In particular, Desert Sage invites personal experiences regarding employment in Luna County. We would like to hear personal experiences, on or off the record, from employers to employees, from policymakers dealing with our economy and its consequences, from people looking for work or who have given up looking for work.

 

Desert Sage has heard second-hand about employers' frustrations, and welcomes their insights as well. If this column contributes to an improved conversation across social classes about the greater welfare of local business and workers in Luna County, the space will have been well used.

 

Another way to participate in the conversation is to send letters to the Headlight for publication, which is just what Philip Skinner, the mayor of Columbus did last week. (For our internet readers: this is Columbus, New Mexico, a village south of Deming bordering Mexico - not the city in Ohio.)

 

Mayor Skinner was unhappy with this column for criticizing the rhetoric of politicians who cover their failure to increase opportunity for the working class by scapegoating the poor.

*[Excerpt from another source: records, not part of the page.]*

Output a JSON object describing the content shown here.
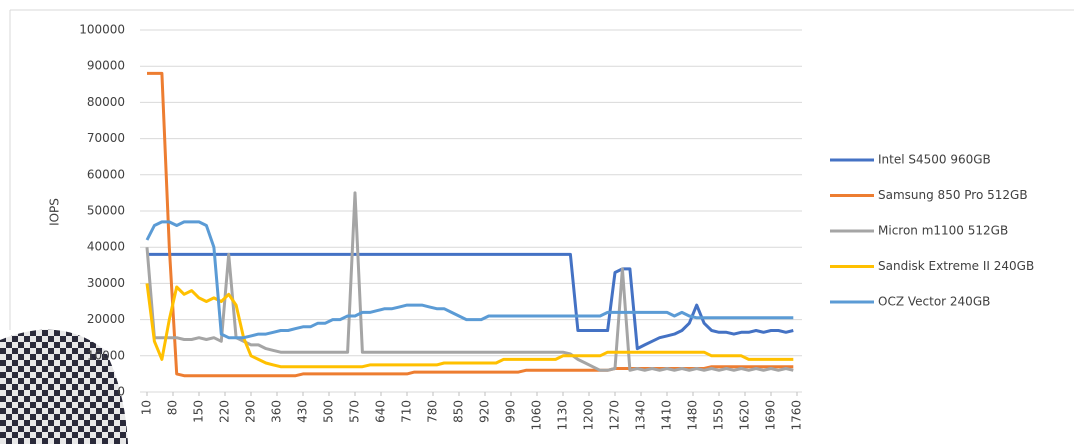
{
  "chart_data": {
    "type": "line",
    "y_label": "IOPS",
    "x": [
      10,
      30,
      50,
      70,
      90,
      110,
      130,
      150,
      170,
      190,
      210,
      230,
      250,
      270,
      290,
      310,
      330,
      350,
      370,
      390,
      410,
      430,
      450,
      470,
      490,
      510,
      530,
      550,
      570,
      590,
      610,
      630,
      650,
      670,
      690,
      710,
      730,
      750,
      770,
      790,
      810,
      830,
      850,
      870,
      890,
      910,
      930,
      950,
      970,
      990,
      1010,
      1030,
      1050,
      1070,
      1090,
      1110,
      1130,
      1150,
      1170,
      1190,
      1210,
      1230,
      1250,
      1270,
      1290,
      1310,
      1330,
      1350,
      1370,
      1390,
      1410,
      1430,
      1450,
      1470,
      1490,
      1510,
      1530,
      1550,
      1570,
      1590,
      1610,
      1630,
      1650,
      1670,
      1690,
      1710,
      1730,
      1750
    ],
    "xlim": [
      10,
      1760
    ],
    "xticks": [
      10,
      80,
      150,
      220,
      290,
      360,
      430,
      500,
      570,
      640,
      710,
      780,
      850,
      920,
      990,
      1060,
      1130,
      1200,
      1270,
      1340,
      1410,
      1480,
      1550,
      1620,
      1690,
      1760
    ],
    "ylim": [
      0,
      100000
    ],
    "yticks": [
      0,
      10000,
      20000,
      30000,
      40000,
      50000,
      60000,
      70000,
      80000,
      90000,
      100000
    ],
    "grid": true,
    "legend": "right",
    "series": [
      {
        "name": "Intel S4500 960GB",
        "color": "#4472c4",
        "values": [
          38000,
          38000,
          38000,
          38000,
          38000,
          38000,
          38000,
          38000,
          38000,
          38000,
          38000,
          38000,
          38000,
          38000,
          38000,
          38000,
          38000,
          38000,
          38000,
          38000,
          38000,
          38000,
          38000,
          38000,
          38000,
          38000,
          38000,
          38000,
          38000,
          38000,
          38000,
          38000,
          38000,
          38000,
          38000,
          38000,
          38000,
          38000,
          38000,
          38000,
          38000,
          38000,
          38000,
          38000,
          38000,
          38000,
          38000,
          38000,
          38000,
          38000,
          38000,
          38000,
          38000,
          38000,
          38000,
          38000,
          38000,
          38000,
          17000,
          17000,
          17000,
          17000,
          17000,
          33000,
          34000,
          34000,
          12000,
          13000,
          14000,
          15000,
          15500,
          16000,
          17000,
          19000,
          24000,
          19000,
          17000,
          16500,
          16500,
          16000,
          16500,
          16500,
          17000,
          16500,
          17000,
          17000,
          16500,
          17000
        ]
      },
      {
        "name": "Samsung 850 Pro 512GB",
        "color": "#ed7d31",
        "values": [
          88000,
          88000,
          88000,
          40000,
          5000,
          4500,
          4500,
          4500,
          4500,
          4500,
          4500,
          4500,
          4500,
          4500,
          4500,
          4500,
          4500,
          4500,
          4500,
          4500,
          4500,
          5000,
          5000,
          5000,
          5000,
          5000,
          5000,
          5000,
          5000,
          5000,
          5000,
          5000,
          5000,
          5000,
          5000,
          5000,
          5500,
          5500,
          5500,
          5500,
          5500,
          5500,
          5500,
          5500,
          5500,
          5500,
          5500,
          5500,
          5500,
          5500,
          5500,
          6000,
          6000,
          6000,
          6000,
          6000,
          6000,
          6000,
          6000,
          6000,
          6000,
          6000,
          6000,
          6500,
          6500,
          6500,
          6500,
          6500,
          6500,
          6500,
          6500,
          6500,
          6500,
          6500,
          6500,
          6500,
          7000,
          7000,
          7000,
          7000,
          7000,
          7000,
          7000,
          7000,
          7000,
          7000,
          7000,
          7000
        ]
      },
      {
        "name": "Micron m1100 512GB",
        "color": "#a5a5a5",
        "values": [
          40000,
          15000,
          15000,
          15000,
          15000,
          14500,
          14500,
          15000,
          14500,
          15000,
          14000,
          38000,
          15000,
          14000,
          13000,
          13000,
          12000,
          11500,
          11000,
          11000,
          11000,
          11000,
          11000,
          11000,
          11000,
          11000,
          11000,
          11000,
          55000,
          11000,
          11000,
          11000,
          11000,
          11000,
          11000,
          11000,
          11000,
          11000,
          11000,
          11000,
          11000,
          11000,
          11000,
          11000,
          11000,
          11000,
          11000,
          11000,
          11000,
          11000,
          11000,
          11000,
          11000,
          11000,
          11000,
          11000,
          11000,
          10500,
          9000,
          8000,
          7000,
          6000,
          6000,
          6500,
          34000,
          6000,
          6500,
          6000,
          6500,
          6000,
          6500,
          6000,
          6500,
          6000,
          6500,
          6000,
          6500,
          6000,
          6500,
          6000,
          6500,
          6000,
          6500,
          6000,
          6500,
          6000,
          6500,
          6000
        ]
      },
      {
        "name": "Sandisk Extreme II 240GB",
        "color": "#ffc000",
        "values": [
          30000,
          14000,
          9000,
          20000,
          29000,
          27000,
          28000,
          26000,
          25000,
          26000,
          25000,
          27000,
          24000,
          15000,
          10000,
          9000,
          8000,
          7500,
          7000,
          7000,
          7000,
          7000,
          7000,
          7000,
          7000,
          7000,
          7000,
          7000,
          7000,
          7000,
          7500,
          7500,
          7500,
          7500,
          7500,
          7500,
          7500,
          7500,
          7500,
          7500,
          8000,
          8000,
          8000,
          8000,
          8000,
          8000,
          8000,
          8000,
          9000,
          9000,
          9000,
          9000,
          9000,
          9000,
          9000,
          9000,
          10000,
          10000,
          10000,
          10000,
          10000,
          10000,
          11000,
          11000,
          11000,
          11000,
          11000,
          11000,
          11000,
          11000,
          11000,
          11000,
          11000,
          11000,
          11000,
          11000,
          10000,
          10000,
          10000,
          10000,
          10000,
          9000,
          9000,
          9000,
          9000,
          9000,
          9000,
          9000
        ]
      },
      {
        "name": "OCZ Vector 240GB",
        "color": "#5b9bd5",
        "values": [
          42000,
          46000,
          47000,
          47000,
          46000,
          47000,
          47000,
          47000,
          46000,
          40000,
          16000,
          15000,
          15000,
          15000,
          15500,
          16000,
          16000,
          16500,
          17000,
          17000,
          17500,
          18000,
          18000,
          19000,
          19000,
          20000,
          20000,
          21000,
          21000,
          22000,
          22000,
          22500,
          23000,
          23000,
          23500,
          24000,
          24000,
          24000,
          23500,
          23000,
          23000,
          22000,
          21000,
          20000,
          20000,
          20000,
          21000,
          21000,
          21000,
          21000,
          21000,
          21000,
          21000,
          21000,
          21000,
          21000,
          21000,
          21000,
          21000,
          21000,
          21000,
          21000,
          22000,
          22000,
          22000,
          22000,
          22000,
          22000,
          22000,
          22000,
          22000,
          21000,
          22000,
          21000,
          20500,
          20500,
          20500,
          20500,
          20500,
          20500,
          20500,
          20500,
          20500,
          20500,
          20500,
          20500,
          20500,
          20500
        ]
      }
    ]
  }
}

I criticized Congressman Steve Pearce for doing so at a recent event in Columbus and suggested that elected officials focus on improving training and jobs first rather than demonize the poor for being lazy or dishonest, something we hear all too often from elected officials of both parties. The unemployed and underemployed are constituents deserving the respect and concern of elected officials.

 

At the town hall meeting in question, Representative Pearce said, "There is a culture in the town that simply says we are not going to take the available opportunities." Skinner claims I took these words out of context, but provides no new context in which those words mean something other than what they mean.

 

Skinner also accuses me of dishonestly painting "a false class-warfare narrative" to divert from the issue of creating jobs. Dismissing class analysis as a false narrative is as preposterous as denying the existence of numbers. If you grasp that employers and employees at any given time have different problems or interests, that people in poverty choose among different sets of options than those who are more secure, that some people are born into different advantages and opportunities than others, you are acknowledging that class conflict is part of human reality. It shows us much about how our world works.

 

Social class is not simply about income or lifestyle, but about the power you have over your own life and the life of others. It is about our economic positions in society, the range of choices available to us, and the power and autonomy we enjoy in the workplace. Economic power and political power are interrelated. 

 

Blaming unemployment on a bad "culture" is scapegoating. Show us some data. Fraud  can be dealt with. If we have widespread drug addiction, it's a public health emergency, not a moral problem. If local workers aren't prepared for the jobs that are available, we need education and training, not demeaning rhetoric.If local contractors can't win bids for local projects that employ local workers, let's address that. If our economy can't provide enough secure, well-paying jobs, let's address that.

 

Otherwise, the working class should use its electoral power to elect new representatives who regard them with honor and work for their benefit.